I would say 95% of my fourth graders are really trying to be productive during each class period. There are just a few here and there that get lazy, or try to procrastinate their way out of doing things. The beauty of personalizing the learning is that the students first hand will find out that procrastination and laziness will not lead to success in the long run. At first they will think they can get away with it, but as their peers move farther and farther ahead in the learning process, the few that are behind begin to be more aware of it and start to realize the mistake of waiting too long to start practicing. It is a good lesson to learn in elementary school to help students prepare for the world of instrumental music and the expectations as they get older.

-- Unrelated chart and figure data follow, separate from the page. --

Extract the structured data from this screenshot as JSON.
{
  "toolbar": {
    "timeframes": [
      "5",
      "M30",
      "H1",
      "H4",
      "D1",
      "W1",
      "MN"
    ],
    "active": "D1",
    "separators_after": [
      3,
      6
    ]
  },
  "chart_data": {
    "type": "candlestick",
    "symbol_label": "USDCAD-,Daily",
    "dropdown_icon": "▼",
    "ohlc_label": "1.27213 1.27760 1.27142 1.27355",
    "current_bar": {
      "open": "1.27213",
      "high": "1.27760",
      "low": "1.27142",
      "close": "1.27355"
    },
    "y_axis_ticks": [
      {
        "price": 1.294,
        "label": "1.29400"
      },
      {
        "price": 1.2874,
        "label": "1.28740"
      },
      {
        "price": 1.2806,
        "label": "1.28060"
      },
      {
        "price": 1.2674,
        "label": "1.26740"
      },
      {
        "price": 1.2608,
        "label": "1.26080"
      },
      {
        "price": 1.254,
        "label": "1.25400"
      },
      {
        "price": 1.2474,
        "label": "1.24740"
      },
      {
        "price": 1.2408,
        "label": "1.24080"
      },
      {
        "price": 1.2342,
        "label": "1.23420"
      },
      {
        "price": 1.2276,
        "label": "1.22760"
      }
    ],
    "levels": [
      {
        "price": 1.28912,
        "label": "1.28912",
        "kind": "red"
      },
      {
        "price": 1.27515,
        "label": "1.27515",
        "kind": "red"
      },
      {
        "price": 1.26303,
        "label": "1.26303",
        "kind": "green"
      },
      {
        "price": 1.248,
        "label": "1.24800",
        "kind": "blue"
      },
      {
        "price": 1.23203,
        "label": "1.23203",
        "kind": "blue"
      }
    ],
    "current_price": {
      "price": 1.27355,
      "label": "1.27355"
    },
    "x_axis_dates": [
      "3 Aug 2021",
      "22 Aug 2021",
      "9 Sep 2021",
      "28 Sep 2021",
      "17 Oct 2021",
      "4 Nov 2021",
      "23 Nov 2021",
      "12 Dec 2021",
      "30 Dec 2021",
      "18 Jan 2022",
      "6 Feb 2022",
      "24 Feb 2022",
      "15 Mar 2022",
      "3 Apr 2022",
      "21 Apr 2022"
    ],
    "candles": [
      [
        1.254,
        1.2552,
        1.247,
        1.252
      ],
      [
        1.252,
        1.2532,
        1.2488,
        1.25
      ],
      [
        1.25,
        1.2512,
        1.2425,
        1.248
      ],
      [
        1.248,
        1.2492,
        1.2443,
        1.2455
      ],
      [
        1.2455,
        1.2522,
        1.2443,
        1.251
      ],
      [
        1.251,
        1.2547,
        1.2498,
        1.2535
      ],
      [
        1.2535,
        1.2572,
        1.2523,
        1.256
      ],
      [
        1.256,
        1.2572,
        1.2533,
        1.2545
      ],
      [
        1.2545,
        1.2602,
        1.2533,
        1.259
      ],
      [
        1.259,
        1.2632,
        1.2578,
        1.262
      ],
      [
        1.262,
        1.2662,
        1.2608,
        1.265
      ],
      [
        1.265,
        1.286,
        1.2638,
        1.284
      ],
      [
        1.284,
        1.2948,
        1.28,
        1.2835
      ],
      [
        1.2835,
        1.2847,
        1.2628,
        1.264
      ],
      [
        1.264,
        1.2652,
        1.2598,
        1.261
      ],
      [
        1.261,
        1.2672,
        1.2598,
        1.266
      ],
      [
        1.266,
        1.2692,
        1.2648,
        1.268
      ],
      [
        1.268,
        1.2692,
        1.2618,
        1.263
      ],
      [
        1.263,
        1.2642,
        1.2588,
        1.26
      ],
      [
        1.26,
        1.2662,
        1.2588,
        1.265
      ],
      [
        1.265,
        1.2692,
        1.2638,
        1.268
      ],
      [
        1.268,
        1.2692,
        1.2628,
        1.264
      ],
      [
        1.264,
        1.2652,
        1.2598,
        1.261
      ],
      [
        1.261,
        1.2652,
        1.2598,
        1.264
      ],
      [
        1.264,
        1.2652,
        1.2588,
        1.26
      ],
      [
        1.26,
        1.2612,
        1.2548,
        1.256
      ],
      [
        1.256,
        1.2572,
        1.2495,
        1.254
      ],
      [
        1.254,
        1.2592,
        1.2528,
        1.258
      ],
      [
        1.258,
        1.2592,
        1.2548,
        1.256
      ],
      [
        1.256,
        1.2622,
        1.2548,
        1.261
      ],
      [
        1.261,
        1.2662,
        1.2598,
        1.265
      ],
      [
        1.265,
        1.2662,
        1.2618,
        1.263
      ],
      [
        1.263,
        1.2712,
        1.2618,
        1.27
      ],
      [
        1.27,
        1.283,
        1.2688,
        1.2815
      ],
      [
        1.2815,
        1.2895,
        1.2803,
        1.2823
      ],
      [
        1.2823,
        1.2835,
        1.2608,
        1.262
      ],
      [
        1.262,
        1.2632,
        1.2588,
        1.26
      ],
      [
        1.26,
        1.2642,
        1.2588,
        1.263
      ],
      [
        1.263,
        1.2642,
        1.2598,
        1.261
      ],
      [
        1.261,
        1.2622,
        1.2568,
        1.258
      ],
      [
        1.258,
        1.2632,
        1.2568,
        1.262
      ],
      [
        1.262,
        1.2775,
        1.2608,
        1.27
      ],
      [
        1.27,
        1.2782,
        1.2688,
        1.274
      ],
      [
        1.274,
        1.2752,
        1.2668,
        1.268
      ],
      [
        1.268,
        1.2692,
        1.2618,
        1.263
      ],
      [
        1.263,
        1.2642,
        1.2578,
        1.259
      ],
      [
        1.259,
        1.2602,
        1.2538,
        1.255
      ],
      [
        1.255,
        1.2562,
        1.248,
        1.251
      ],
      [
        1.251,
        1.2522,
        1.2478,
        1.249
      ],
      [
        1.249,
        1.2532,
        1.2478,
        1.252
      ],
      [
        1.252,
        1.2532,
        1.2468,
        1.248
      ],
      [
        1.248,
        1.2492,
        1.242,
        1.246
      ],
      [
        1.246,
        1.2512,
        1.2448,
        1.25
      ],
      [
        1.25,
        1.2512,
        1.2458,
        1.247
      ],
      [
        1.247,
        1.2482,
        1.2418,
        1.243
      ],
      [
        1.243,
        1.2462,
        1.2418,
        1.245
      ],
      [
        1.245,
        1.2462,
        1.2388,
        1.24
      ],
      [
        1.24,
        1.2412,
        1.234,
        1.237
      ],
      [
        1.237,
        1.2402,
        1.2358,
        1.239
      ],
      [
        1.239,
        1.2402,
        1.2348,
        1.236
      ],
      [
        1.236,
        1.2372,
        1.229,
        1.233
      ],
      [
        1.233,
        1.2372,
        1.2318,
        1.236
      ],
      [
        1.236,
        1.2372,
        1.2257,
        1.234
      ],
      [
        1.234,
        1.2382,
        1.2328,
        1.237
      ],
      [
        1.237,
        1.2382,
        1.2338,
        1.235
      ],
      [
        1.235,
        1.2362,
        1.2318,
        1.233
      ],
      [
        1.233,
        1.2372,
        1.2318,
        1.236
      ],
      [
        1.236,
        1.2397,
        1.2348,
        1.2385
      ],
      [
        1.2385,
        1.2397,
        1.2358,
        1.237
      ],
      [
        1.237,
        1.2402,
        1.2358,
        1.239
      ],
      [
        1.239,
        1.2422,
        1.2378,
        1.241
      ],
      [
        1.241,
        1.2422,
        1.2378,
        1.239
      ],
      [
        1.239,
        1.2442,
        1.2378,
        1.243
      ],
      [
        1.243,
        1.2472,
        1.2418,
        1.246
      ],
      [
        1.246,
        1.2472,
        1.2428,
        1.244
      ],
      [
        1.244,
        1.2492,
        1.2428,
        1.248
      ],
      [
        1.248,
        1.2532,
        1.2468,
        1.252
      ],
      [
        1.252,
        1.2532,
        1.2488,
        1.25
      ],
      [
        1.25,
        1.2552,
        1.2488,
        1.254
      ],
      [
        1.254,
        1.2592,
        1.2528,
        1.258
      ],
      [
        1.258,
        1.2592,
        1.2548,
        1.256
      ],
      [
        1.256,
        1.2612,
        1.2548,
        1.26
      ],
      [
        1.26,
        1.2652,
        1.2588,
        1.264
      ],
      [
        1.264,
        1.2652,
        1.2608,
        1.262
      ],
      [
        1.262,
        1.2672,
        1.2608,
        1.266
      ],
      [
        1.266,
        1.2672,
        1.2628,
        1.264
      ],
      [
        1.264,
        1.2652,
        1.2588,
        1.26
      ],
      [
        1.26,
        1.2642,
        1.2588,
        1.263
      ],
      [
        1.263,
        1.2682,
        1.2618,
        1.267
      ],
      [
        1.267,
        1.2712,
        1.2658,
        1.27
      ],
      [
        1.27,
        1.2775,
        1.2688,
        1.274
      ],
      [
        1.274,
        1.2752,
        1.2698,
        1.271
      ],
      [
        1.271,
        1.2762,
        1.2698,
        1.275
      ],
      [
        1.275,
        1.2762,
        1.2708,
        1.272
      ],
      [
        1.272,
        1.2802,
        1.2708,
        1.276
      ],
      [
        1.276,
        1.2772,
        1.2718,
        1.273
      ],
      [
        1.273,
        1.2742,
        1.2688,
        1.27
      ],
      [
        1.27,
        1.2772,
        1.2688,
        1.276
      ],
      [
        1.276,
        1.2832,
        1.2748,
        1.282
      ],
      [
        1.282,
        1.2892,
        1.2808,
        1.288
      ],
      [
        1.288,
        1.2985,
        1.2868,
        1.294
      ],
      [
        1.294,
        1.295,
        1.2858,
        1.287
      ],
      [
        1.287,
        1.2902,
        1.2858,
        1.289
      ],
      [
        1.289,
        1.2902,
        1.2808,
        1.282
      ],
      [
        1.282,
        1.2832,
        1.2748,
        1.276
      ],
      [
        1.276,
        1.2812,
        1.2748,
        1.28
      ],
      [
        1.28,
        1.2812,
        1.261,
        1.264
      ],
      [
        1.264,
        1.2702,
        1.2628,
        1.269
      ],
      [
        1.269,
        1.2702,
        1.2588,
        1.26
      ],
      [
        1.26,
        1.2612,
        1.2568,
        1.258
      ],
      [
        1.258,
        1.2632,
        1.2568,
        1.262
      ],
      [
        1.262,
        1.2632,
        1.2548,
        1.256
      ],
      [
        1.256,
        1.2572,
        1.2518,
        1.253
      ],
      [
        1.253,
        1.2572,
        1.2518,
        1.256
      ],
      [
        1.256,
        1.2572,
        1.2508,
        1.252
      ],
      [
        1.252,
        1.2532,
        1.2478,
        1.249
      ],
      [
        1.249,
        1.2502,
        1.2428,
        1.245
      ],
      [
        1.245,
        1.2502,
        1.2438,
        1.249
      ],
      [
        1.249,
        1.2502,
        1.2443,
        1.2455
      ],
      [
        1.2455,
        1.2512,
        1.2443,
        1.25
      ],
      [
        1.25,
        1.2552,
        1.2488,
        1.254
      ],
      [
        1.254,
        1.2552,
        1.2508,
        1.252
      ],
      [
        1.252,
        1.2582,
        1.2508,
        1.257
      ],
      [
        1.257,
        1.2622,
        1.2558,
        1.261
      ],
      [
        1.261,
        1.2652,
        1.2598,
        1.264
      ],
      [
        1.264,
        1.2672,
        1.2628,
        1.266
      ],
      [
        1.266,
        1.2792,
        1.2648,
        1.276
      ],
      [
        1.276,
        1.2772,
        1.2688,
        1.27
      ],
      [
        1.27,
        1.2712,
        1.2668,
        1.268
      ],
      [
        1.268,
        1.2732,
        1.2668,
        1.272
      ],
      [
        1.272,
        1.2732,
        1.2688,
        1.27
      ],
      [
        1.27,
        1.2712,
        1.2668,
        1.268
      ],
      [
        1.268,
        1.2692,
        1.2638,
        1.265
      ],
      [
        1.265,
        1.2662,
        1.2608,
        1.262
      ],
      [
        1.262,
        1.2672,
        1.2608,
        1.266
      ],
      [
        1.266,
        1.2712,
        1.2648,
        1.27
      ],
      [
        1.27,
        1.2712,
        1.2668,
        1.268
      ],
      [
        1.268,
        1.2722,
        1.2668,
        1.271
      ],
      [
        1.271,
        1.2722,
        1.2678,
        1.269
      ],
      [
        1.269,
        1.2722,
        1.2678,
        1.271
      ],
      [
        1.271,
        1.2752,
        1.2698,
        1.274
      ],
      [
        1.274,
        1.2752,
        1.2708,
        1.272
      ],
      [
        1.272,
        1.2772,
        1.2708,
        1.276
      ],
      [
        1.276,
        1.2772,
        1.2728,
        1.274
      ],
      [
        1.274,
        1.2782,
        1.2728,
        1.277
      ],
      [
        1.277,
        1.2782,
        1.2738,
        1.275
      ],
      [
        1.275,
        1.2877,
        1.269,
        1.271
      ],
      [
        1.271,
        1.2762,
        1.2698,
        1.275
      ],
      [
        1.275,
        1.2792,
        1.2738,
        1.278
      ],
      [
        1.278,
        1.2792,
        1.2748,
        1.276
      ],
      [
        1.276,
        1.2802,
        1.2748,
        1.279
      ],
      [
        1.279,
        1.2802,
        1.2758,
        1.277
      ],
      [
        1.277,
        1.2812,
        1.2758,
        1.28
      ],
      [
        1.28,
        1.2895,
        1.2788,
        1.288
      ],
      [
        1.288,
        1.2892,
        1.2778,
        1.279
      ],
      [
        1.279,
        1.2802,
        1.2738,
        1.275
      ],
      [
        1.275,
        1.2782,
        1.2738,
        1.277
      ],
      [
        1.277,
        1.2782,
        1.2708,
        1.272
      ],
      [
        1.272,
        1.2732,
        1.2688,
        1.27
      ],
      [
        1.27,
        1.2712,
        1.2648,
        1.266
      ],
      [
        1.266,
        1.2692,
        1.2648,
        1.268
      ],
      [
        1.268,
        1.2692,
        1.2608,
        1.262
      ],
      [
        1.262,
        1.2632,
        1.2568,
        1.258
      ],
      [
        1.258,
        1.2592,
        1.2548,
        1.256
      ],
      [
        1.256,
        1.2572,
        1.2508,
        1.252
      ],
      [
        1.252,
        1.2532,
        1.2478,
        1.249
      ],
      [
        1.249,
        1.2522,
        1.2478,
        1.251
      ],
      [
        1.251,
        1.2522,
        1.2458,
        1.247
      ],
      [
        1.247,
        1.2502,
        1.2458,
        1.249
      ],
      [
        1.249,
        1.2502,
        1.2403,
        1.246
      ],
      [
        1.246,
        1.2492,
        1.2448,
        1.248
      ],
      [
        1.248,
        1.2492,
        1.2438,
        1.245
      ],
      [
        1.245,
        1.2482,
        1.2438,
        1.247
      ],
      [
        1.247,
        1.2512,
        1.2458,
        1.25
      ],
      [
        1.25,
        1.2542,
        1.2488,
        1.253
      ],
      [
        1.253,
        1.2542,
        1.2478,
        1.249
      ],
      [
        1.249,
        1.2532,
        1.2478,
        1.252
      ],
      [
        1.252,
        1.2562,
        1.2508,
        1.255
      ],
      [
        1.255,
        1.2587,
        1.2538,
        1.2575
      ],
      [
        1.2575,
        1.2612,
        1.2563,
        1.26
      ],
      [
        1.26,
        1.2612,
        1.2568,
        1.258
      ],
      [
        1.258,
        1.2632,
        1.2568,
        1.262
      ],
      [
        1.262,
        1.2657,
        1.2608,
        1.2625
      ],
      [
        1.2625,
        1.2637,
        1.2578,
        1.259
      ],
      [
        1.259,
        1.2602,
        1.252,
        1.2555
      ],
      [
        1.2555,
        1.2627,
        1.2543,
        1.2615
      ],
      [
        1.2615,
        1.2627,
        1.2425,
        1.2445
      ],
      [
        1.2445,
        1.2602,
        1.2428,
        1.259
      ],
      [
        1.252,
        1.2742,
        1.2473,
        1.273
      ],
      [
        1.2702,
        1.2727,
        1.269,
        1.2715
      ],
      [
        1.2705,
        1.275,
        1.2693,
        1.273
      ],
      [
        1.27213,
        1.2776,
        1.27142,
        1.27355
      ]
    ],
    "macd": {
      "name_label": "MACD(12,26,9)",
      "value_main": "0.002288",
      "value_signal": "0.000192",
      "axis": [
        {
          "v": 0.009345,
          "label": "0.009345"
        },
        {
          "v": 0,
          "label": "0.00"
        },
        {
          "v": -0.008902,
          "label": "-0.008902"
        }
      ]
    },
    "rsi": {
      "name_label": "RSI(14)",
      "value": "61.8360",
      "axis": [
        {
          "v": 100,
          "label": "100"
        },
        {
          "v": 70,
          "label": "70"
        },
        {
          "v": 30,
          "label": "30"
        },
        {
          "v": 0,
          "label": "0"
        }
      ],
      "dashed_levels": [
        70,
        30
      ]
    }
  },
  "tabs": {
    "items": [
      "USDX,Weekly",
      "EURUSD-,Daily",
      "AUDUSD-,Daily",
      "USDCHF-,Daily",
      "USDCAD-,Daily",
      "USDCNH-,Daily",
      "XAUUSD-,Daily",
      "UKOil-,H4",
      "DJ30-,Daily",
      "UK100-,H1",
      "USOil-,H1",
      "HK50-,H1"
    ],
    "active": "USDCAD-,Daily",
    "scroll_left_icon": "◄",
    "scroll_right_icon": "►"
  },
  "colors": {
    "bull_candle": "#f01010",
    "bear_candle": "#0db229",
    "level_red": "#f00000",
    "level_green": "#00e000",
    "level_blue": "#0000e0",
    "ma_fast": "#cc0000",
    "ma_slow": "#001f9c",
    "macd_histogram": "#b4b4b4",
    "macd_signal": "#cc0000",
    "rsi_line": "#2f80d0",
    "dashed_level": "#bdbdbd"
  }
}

In order to make sure they don't get too far behind, once a week (the non-testing days) I call kids to my desk to "conference" with me. The "conference" is a 2-3 minute check-in where students discuss what they have been working on and show me a little bit about what they know. I am not asking them to test, I am just asking them to demonstrate that some understanding about the note reading, the connection to the pitch and the placement of the hands on the recorder, and the understanding of rhythms. This seems to keep most of my kids on task during class as they never know who is going to get called or when they will get called. Not every student will get called to conference during a check-in day and I usually try to call kids at random, or at least call who I notice needs to conference. It also gives me a chance to try to mini-lesson one on one with students who might need that extra help.
The way I have set-up this unit on recorders allows students to choose what they want to learn about with the recorders and when they want to complete it. They come in and decide what they are working on, set their daily goal, and work to complete it. They check in with me semi-regularly, they get to work at their own PACE. It gives them a little freedom and helps to relieve the stress for both the students who work faster than their peers and don't want to be stuck doing something they are well able to do, and for the students who need a little extra time but don't want to embarrass themselves by asking for it. Each student is responsible for their own learning in their own time. I just set a deadline for April 15th and allow students to work toward that on their own. I will keep posting here to update you on how this particular unit is going, as it is experimental for me too!